The Joint Committee may amend at any time its decisions adopted pursuant to this paragraph

https://ec.europa.eu/commission/sites/beta-political/files/revised_withdrawal_agreement_including_protocol_on_ireland_and_nothern_ireland.pdf

brooklynite

(94,510 posts)
3. Reminder that, in addition to DUP, Johnson is missing 21 Tory MPs...
Thu Oct 17, 2019, 07:46 AM
Oct 2019

...whom he impulsively kicked out of the Party after they supported a "No Hard Brexit" Bill

muriel_volestrangler

(101,311 posts)
4. I think he reckons he can get many of those to support this
Thu Oct 17, 2019, 07:55 AM
Oct 2019

It's a deal, and nearly all of them voted for May's deal (more than Johnson did himself, for instance). What he needs is some Labour MPs (eg Stephen Kinnock) willing to support it (Corbyn has already said it's worse than May's deal, so Labour won't be supporting it as a party).

Denzil_DC

(7,233 posts)
6. It's worse than May's deal, not just from Corbyn's point of view,
Thu Oct 17, 2019, 08:50 AM
Oct 2019

but from the ERG's and Johnson's himself, and his past condemnation of May's deal as an abject capitulation has come back to haunt him.

Denzil_DC

(7,233 posts)
5. Michel Barnier now says the DUP has lost its veto:
Thu Oct 17, 2019, 08:39 AM
Oct 2019
https://www.theguardian.com/politics/live/2019/oct/17/eu-leaders-gather-for-summit-as-boris-johnson-scrambles-to-get-backing-for-brexit-deal-politics-live

They dug in too hard, and lost their key advantage.

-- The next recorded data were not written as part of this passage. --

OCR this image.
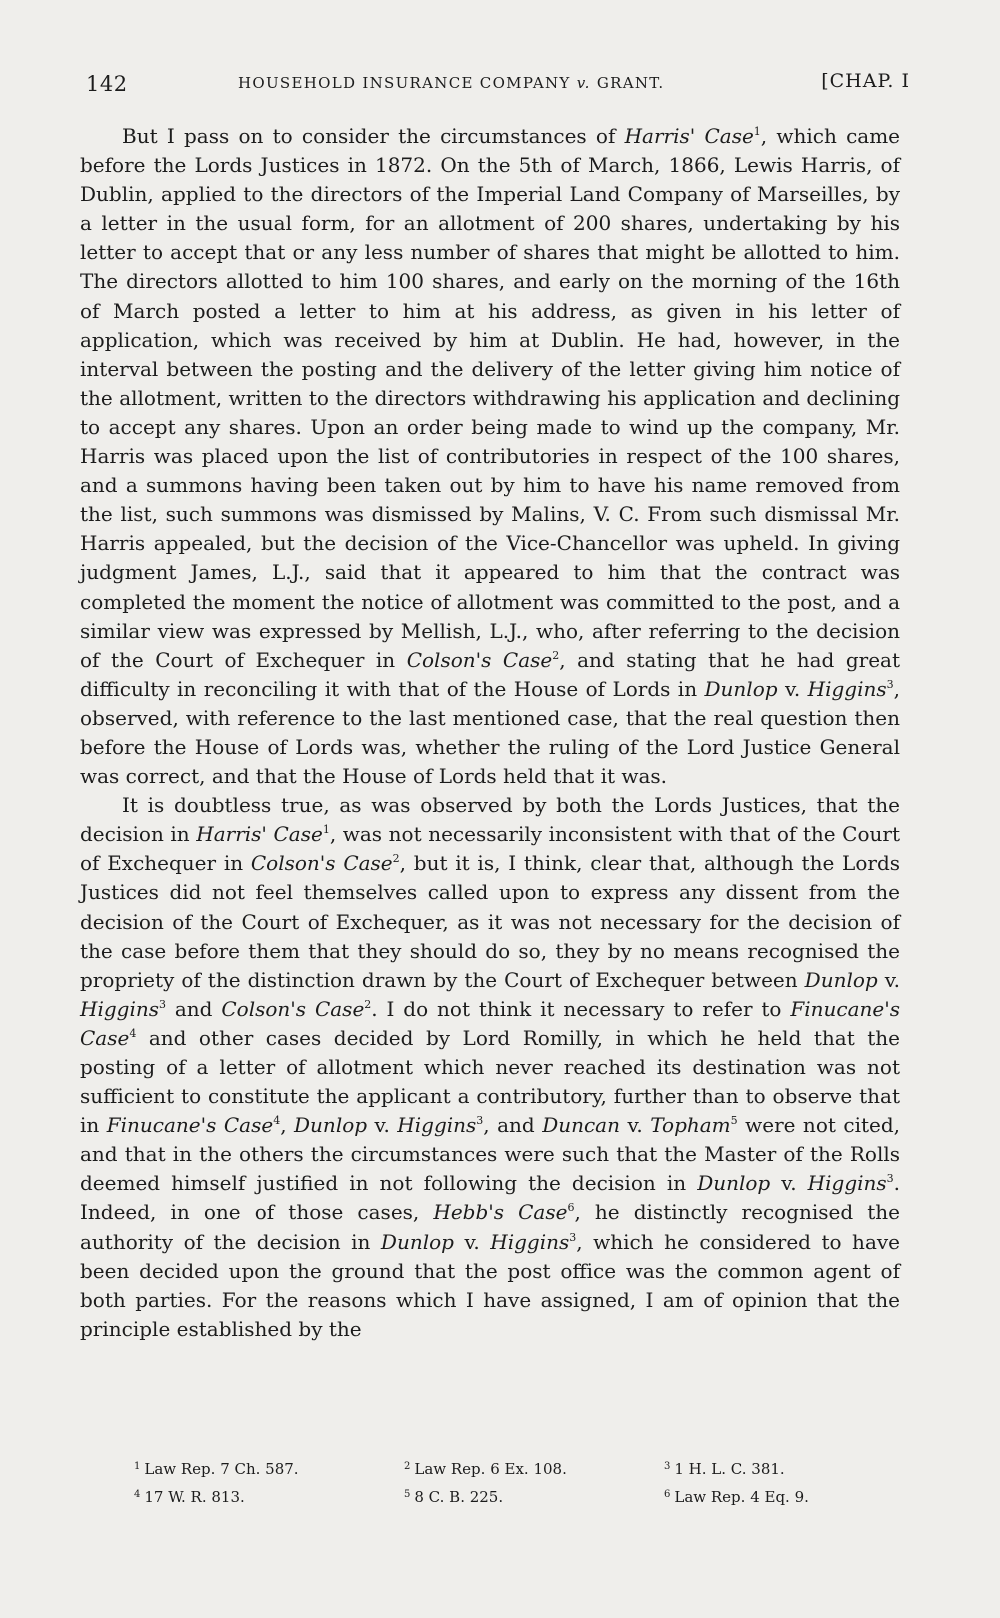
142	HOUSEHOLD INSURANCE COMPANY v. GRANT.	[CHAP. I

But I pass on to consider the circumstances of Harris' Case$^1$, which came before the Lords Justices in 1872. On the 5th of March, 1866, Lewis Harris, of Dublin, applied to the directors of the Imperial Land Company of Marseilles, by a letter in the usual form, for an allotment of 200 shares, undertaking by his letter to accept that or any less number of shares that might be allotted to him. The directors allotted to him 100 shares, and early on the morning of the 16th of March posted a letter to him at his address, as given in his letter of application, which was received by him at Dublin. He had, however, in the interval between the posting and the delivery of the letter giving him notice of the allotment, written to the directors withdrawing his application and declining to accept any shares. Upon an order being made to wind up the company, Mr. Harris was placed upon the list of contributories in respect of the 100 shares, and a summons having been taken out by him to have his name removed from the list, such summons was dismissed by Malins, V. C. From such dismissal Mr. Harris appealed, but the decision of the Vice-Chancellor was upheld. In giving judgment James, L.J., said that it appeared to him that the contract was completed the moment the notice of allotment was committed to the post, and a similar view was expressed by Mellish, L.J., who, after referring to the decision of the Court of Exchequer in Colson's Case$^2$, and stating that he had great difficulty in reconciling it with that of the House of Lords in Dunlop v. Higgins$^3$, observed, with reference to the last mentioned case, that the real question then before the House of Lords was, whether the ruling of the Lord Justice General was correct, and that the House of Lords held that it was.

It is doubtless true, as was observed by both the Lords Justices, that the decision in Harris' Case$^1$, was not necessarily inconsistent with that of the Court of Exchequer in Colson's Case$^2$, but it is, I think, clear that, although the Lords Justices did not feel themselves called upon to express any dissent from the decision of the Court of Exchequer, as it was not necessary for the decision of the case before them that they should do so, they by no means recognised the propriety of the distinction drawn by the Court of Exchequer between Dunlop v. Higgins$^3$ and Colson's Case$^2$. I do not think it necessary to refer to Finucane's Case$^4$ and other cases decided by Lord Romilly, in which he held that the posting of a letter of allotment which never reached its destination was not sufficient to constitute the applicant a contributory, further than to observe that in Finucane's Case$^4$, Dunlop v. Higgins$^3$, and Duncan v. Topham$^5$ were not cited, and that in the others the circumstances were such that the Master of the Rolls deemed himself justified in not following the decision in Dunlop v. Higgins$^3$. Indeed, in one of those cases, Hebb's Case$^6$, he distinctly recognised the authority of the decision in Dunlop v. Higgins$^3$, which he considered to have been decided upon the ground that the post office was the common agent of both parties. For the reasons which I have assigned, I am of opinion that the principle established by the

$^1$ Law Rep. 7 Ch. 587.	$^2$ Law Rep. 6 Ex. 108.	$^3$ 1 H. L. C. 381.
$^4$ 17 W. R. 813.	$^5$ 8 C. B. 225.	$^6$ Law Rep. 4 Eq. 9.
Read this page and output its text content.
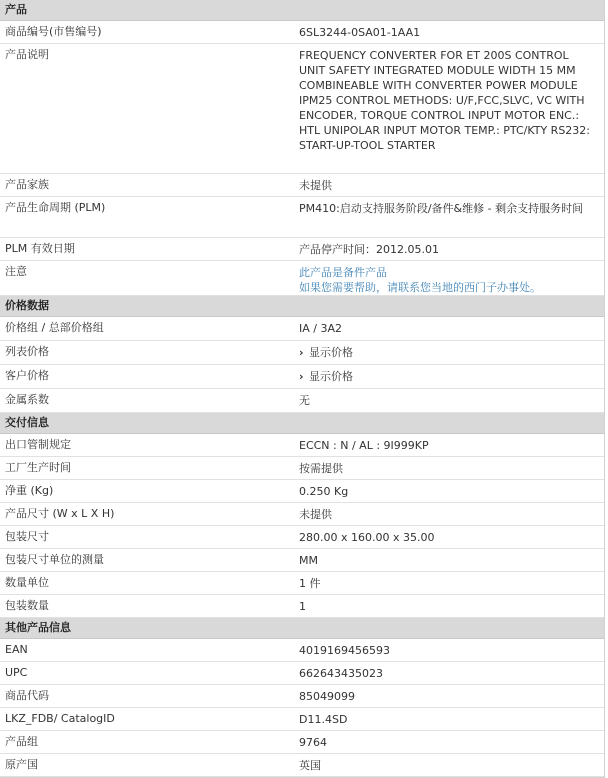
产品
商品编号(市售编号)	6SL3244-0SA01-1AA1
产品说明	FREQUENCY CONVERTER FOR ET 200S CONTROL UNIT SAFETY INTEGRATED MODULE WIDTH 15 MM COMBINEABLE WITH CONVERTER POWER MODULE IPM25 CONTROL METHODS: U/F,FCC,SLVC, VC WITH ENCODER, TORQUE CONTROL INPUT MOTOR ENC.: HTL UNIPOLAR INPUT MOTOR TEMP.: PTC/KTY RS232: START-UP-TOOL STARTER
产品家族	未提供
产品生命周期 (PLM)	PM410:启动支持服务阶段/备件&维修 - 剩余支持服务时间
PLM 有效日期	产品停产时间：2012.05.01
注意	此产品是备件产品
如果您需要帮助，请联系您当地的西门子办事处。
价格数据
价格组 / 总部价格组	IA / 3A2
列表价格	› 显示价格
客户价格	› 显示价格
金属系数	无
交付信息
出口管制规定	ECCN : N / AL : 9I999KP
工厂生产时间	按需提供
净重 (Kg)	0.250 Kg
产品尺寸 (W x L X H)	未提供
包装尺寸	280.00 x 160.00 x 35.00
包装尺寸单位的测量	MM
数量单位	1 件
包装数量	1
其他产品信息
EAN	4019169456593
UPC	662643435023
商品代码	85049099
LKZ_FDB/ CatalogID	D11.4SD
产品组	9764
原产国	英国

The DUP's 10 votes in the UK Parliament (as opposed to the Northern Ireland Assembly, where the veto was mooted) aren't enough to get the agreement passed anyway.

If it's to go anywhere, Johnson's going to have to reach out beyond the allies the government's relied on over the past year, and that would mean more bargaining and a far less adversarial approach, which won't sit easily with the current Cummings-inspired rabble-rousing tactic of using the whole situation as a state-sponsored election campaign.